Here was I,
placed by strange circumstances in command of two vessels, a
schooner and a barque, and without the power or skill to take
either of them into port--not knowing, indeed, where a port could
be found. Had Davie Flett, Peter, and Jerry still been with me on
the Falcon, we might have taken the Pilgrim to Stromness; we might
also have given to her crew, or what remained of them, the decent
burial for which they had waited so long. But, as things stood, I
should have been thankful if I could have simply foreseen the
possibility of getting out of my position of difficulty, regardless
of either vessel. The sight of those dead bodies on the Pilgrim had
made me utterly downcast. Their terrible fate had suggested to me
the uncertainty of my own.
When I had taken some breakfast, I again went aboard the Pilgrim. I
discovered that her cargo consisted for the most part of sulphur.

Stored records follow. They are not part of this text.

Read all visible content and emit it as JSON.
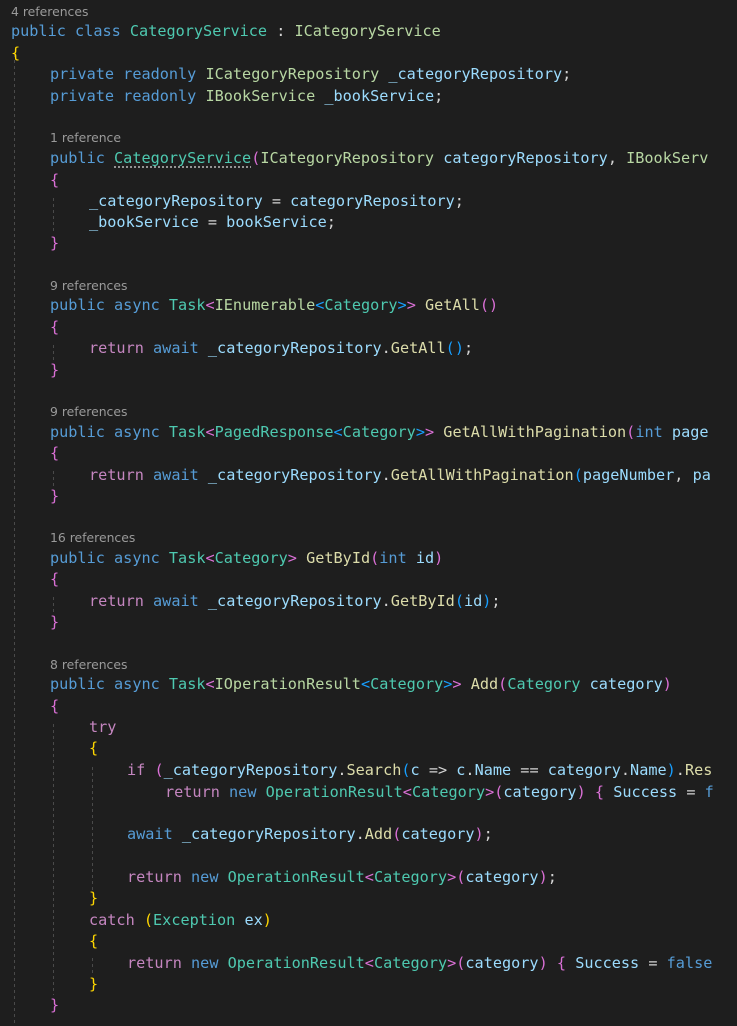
{
  "editor": {
    "language": "csharp",
    "codelens": {
      "class": "4 references",
      "ctor": "1 reference",
      "getall": "9 references",
      "getallpaged": "9 references",
      "getbyid": "16 references",
      "add": "8 references"
    }
  },
  "colors": {
    "background": "#1e1e1e",
    "keyword": "#569cd6",
    "control_keyword": "#c586c0",
    "type": "#4ec9b0",
    "interface": "#b8d7a3",
    "method": "#dcdcaa",
    "identifier": "#9cdcfe",
    "text": "#d4d4d4",
    "bracket_level1": "#ffd700",
    "bracket_level2": "#da70d6",
    "bracket_level3": "#179fff",
    "codelens": "#9a9a9a"
  },
  "t": {
    "public": "public",
    "private": "private",
    "readonly": "readonly",
    "class": "class",
    "async": "async",
    "return": "return",
    "await": "await",
    "int": "int",
    "try": "try",
    "catch": "catch",
    "if": "if",
    "new": "new",
    "false": "false",
    "Task": "Task",
    "IEnumerable": "IEnumerable",
    "Category": "Category",
    "PagedResponse": "PagedResponse",
    "IOperationResult": "IOperationResult",
    "OperationResult": "OperationResult",
    "Exception": "Exception",
    "ICategoryRepository": "ICategoryRepository",
    "IBookService": "IBookService",
    "ICategoryService": "ICategoryService",
    "CategoryService": "CategoryService",
    "IBookServ": "IBookServ",
    "_categoryRepository": "_categoryRepository",
    "_bookService": "_bookService",
    "categoryRepository": "categoryRepository",
    "bookService": "bookService",
    "category": "category",
    "pageNumber": "pageNumber",
    "page": "page",
    "pa": "pa",
    "id": "id",
    "ex": "ex",
    "c": "c",
    "Name": "Name",
    "Success": "Success",
    "f": "f",
    "Res": "Res",
    "GetAll": "GetAll",
    "GetAllWithPagination": "GetAllWithPagination",
    "GetById": "GetById",
    "Add": "Add",
    "Search": "Search",
    "colon": " : ",
    "comma": ", ",
    "semi": ";",
    "dot": ".",
    "assign": " = ",
    "eqeq": " == ",
    "arrow": " => ",
    "lt": "<",
    "gt": ">",
    "gtgt": ">>",
    "lbrace": "{",
    "rbrace": "}",
    "lparen": "(",
    "rparen": ")",
    "sp": " "
  }
}
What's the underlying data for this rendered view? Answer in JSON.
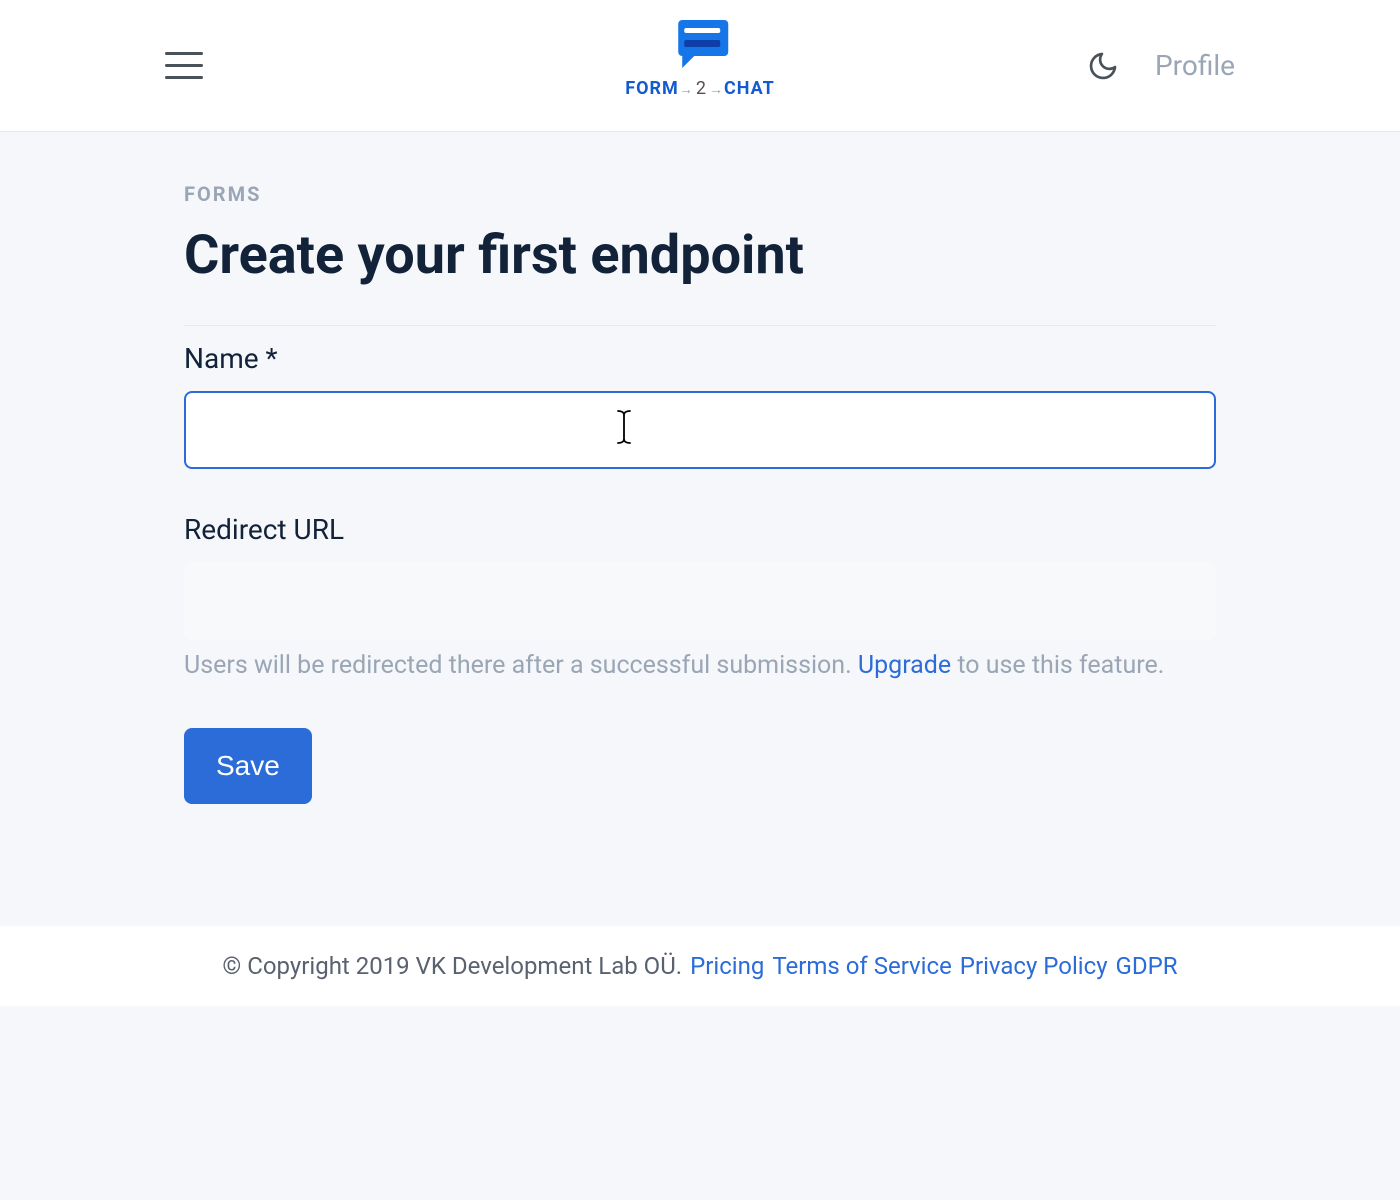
{
  "header": {
    "logo_form": "FORM",
    "logo_two": "2",
    "logo_chat": "CHAT",
    "profile_label": "Profile"
  },
  "main": {
    "eyebrow": "FORMS",
    "title": "Create your first endpoint",
    "name": {
      "label": "Name *",
      "value": ""
    },
    "redirect": {
      "label": "Redirect URL",
      "value": "",
      "helper_before": "Users will be redirected there after a successful submission. ",
      "upgrade_link": "Upgrade",
      "helper_after": " to use this feature."
    },
    "save_label": "Save"
  },
  "footer": {
    "copyright": "© Copyright 2019 VK Development Lab OÜ. ",
    "links": {
      "pricing": "Pricing",
      "tos": "Terms of Service",
      "privacy": "Privacy Policy",
      "gdpr": "GDPR"
    }
  }
}
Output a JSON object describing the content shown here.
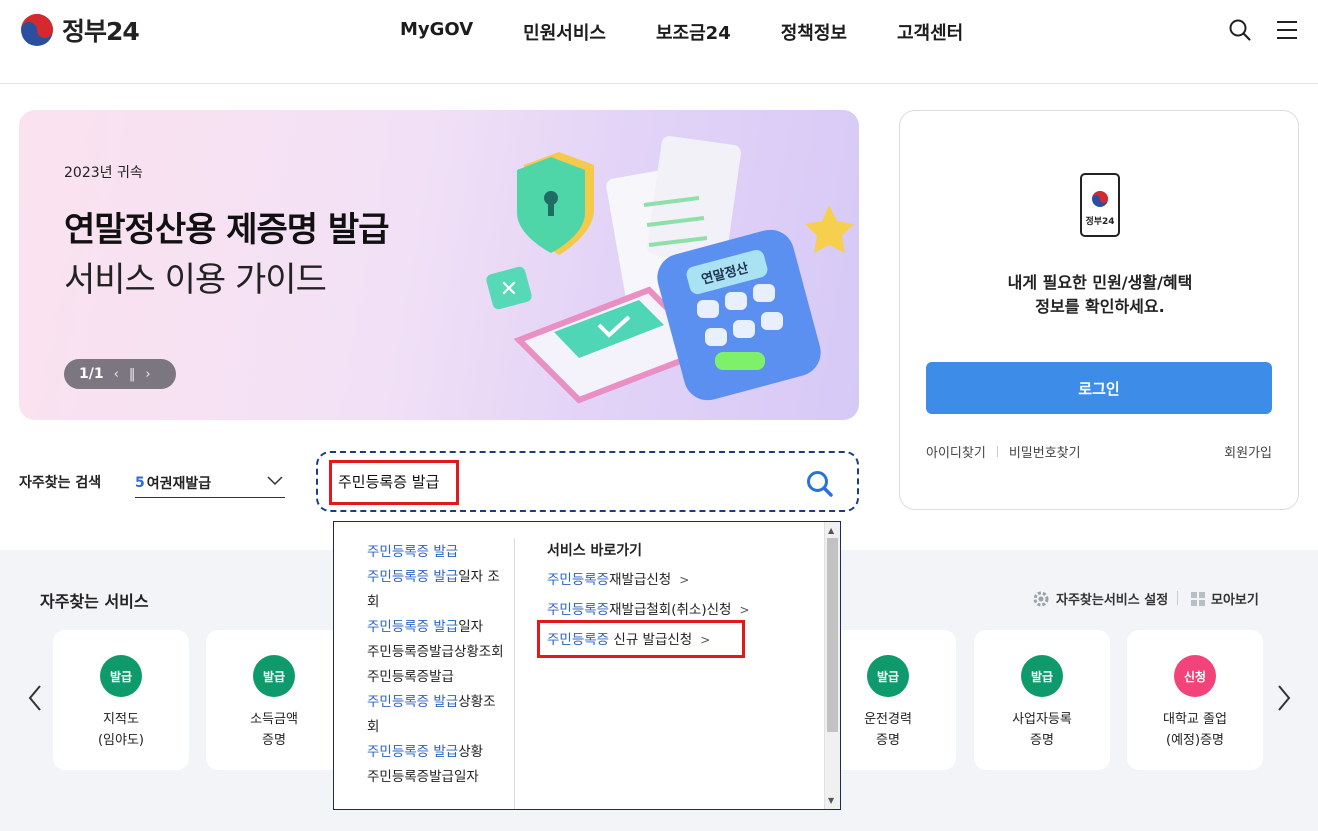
{
  "header": {
    "logo_text": "정부24",
    "nav": [
      "MyGOV",
      "민원서비스",
      "보조금24",
      "정책정보",
      "고객센터"
    ],
    "icons": [
      "search-icon",
      "hamburger-menu-icon"
    ]
  },
  "banner": {
    "year": "2023년 귀속",
    "title_line1": "연말정산용 제증명 발급",
    "title_line2": "서비스 이용 가이드",
    "pager": "1/1",
    "calculator_label": "연말정산"
  },
  "login_panel": {
    "phone_label": "정부24",
    "message_line1": "내게 필요한 민원/생활/혜택",
    "message_line2": "정보를 확인하세요.",
    "login_button": "로그인",
    "find_id": "아이디찾기",
    "find_pw": "비밀번호찾기",
    "join": "회원가입"
  },
  "frequent_search": {
    "label": "자주찾는 검색",
    "selected_rank": "5",
    "selected_value": "여권재발급",
    "search_value": "주민등록증 발급"
  },
  "autocomplete": {
    "suggestions": [
      {
        "hl": "주민등록증 발급",
        "rest": ""
      },
      {
        "hl": "주민등록증 발급",
        "rest": "일자 조회"
      },
      {
        "hl": "주민등록증 발급",
        "rest": "일자"
      },
      {
        "hl": "",
        "rest": "주민등록증발급상황조회"
      },
      {
        "hl": "",
        "rest": "주민등록증발급"
      },
      {
        "hl": "주민등록증 발급",
        "rest": "상황조회"
      },
      {
        "hl": "주민등록증 발급",
        "rest": "상황"
      },
      {
        "hl": "",
        "rest": "주민등록증발급일자"
      }
    ],
    "services_title": "서비스 바로가기",
    "services": [
      {
        "hl": "주민등록증",
        "rest": "재발급신청"
      },
      {
        "hl": "주민등록증",
        "rest": "재발급철회(취소)신청"
      },
      {
        "hl": "주민등록증",
        "rest": " 신규 발급신청"
      }
    ]
  },
  "frequent_services": {
    "title": "자주찾는 서비스",
    "settings_label": "자주찾는서비스 설정",
    "view_all_label": "모아보기",
    "cards": [
      {
        "badge": "발급",
        "name": "지적도\n(임야도)",
        "color": "#0f9a6b"
      },
      {
        "badge": "발급",
        "name": "소득금액\n증명",
        "color": "#0f9a6b"
      },
      {
        "badge": "발급",
        "name": "운전경력\n증명",
        "color": "#0f9a6b"
      },
      {
        "badge": "발급",
        "name": "사업자등록\n증명",
        "color": "#0f9a6b"
      },
      {
        "badge": "신청",
        "name": "대학교 졸업\n(예정)증명",
        "color": "#f2437a"
      }
    ]
  },
  "colors": {
    "primary_blue": "#3c8ce8",
    "highlight_text": "#2a63c4",
    "annotation_red": "#e0191d"
  }
}
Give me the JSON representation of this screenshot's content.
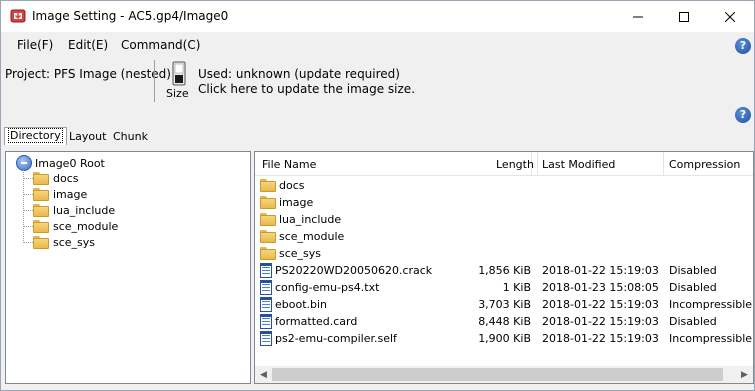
{
  "window": {
    "title": "Image Setting - AC5.gp4/Image0"
  },
  "menu": {
    "items": [
      {
        "label": "File(F)"
      },
      {
        "label": "Edit(E)"
      },
      {
        "label": "Command(C)"
      }
    ],
    "help_glyph": "?"
  },
  "project": {
    "label": "Project: PFS Image (nested)",
    "size_label": "Size",
    "used_text": "Used: unknown (update required)",
    "update_text": "Click here to update the image size.",
    "help_glyph": "?"
  },
  "tabs": [
    {
      "label": "Directory",
      "active": true
    },
    {
      "label": "Layout",
      "active": false
    },
    {
      "label": "Chunk",
      "active": false
    }
  ],
  "tree": {
    "root": "Image0 Root",
    "children": [
      "docs",
      "image",
      "lua_include",
      "sce_module",
      "sce_sys"
    ]
  },
  "list": {
    "columns": {
      "name": "File Name",
      "length": "Length",
      "modified": "Last Modified",
      "compression": "Compression"
    },
    "rows": [
      {
        "type": "folder",
        "name": "docs",
        "length": "",
        "modified": "",
        "compression": ""
      },
      {
        "type": "folder",
        "name": "image",
        "length": "",
        "modified": "",
        "compression": ""
      },
      {
        "type": "folder",
        "name": "lua_include",
        "length": "",
        "modified": "",
        "compression": ""
      },
      {
        "type": "folder",
        "name": "sce_module",
        "length": "",
        "modified": "",
        "compression": ""
      },
      {
        "type": "folder",
        "name": "sce_sys",
        "length": "",
        "modified": "",
        "compression": ""
      },
      {
        "type": "file",
        "name": "PS20220WD20050620.crack",
        "length": "1,856 KiB",
        "modified": "2018-01-22 15:19:03",
        "compression": "Disabled"
      },
      {
        "type": "file",
        "name": "config-emu-ps4.txt",
        "length": "1 KiB",
        "modified": "2018-01-23 15:08:05",
        "compression": "Disabled"
      },
      {
        "type": "file",
        "name": "eboot.bin",
        "length": "3,703 KiB",
        "modified": "2018-01-22 15:19:03",
        "compression": "Incompressible"
      },
      {
        "type": "file",
        "name": "formatted.card",
        "length": "8,448 KiB",
        "modified": "2018-01-22 15:19:03",
        "compression": "Disabled"
      },
      {
        "type": "file",
        "name": "ps2-emu-compiler.self",
        "length": "1,900 KiB",
        "modified": "2018-01-22 15:19:03",
        "compression": "Incompressible"
      }
    ]
  },
  "colors": {
    "folder": "#e7b949",
    "help_icon": "#1c4fa3",
    "file_icon": "#2a4fa0"
  }
}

Now, sulphur I knew to be a product of Iceland, and I judged from
this that the ship had touched at that northern island.
I went into the chart room. A couple of charts were spread out on a
couch. One of them was a chart of the north of Scotland, including
the Orkney and Shetland Islands; the second was a continuation of
the first, and gave the whole coast of Iceland and the sea beyond
as high as the seventy-seventh degree of north latitude.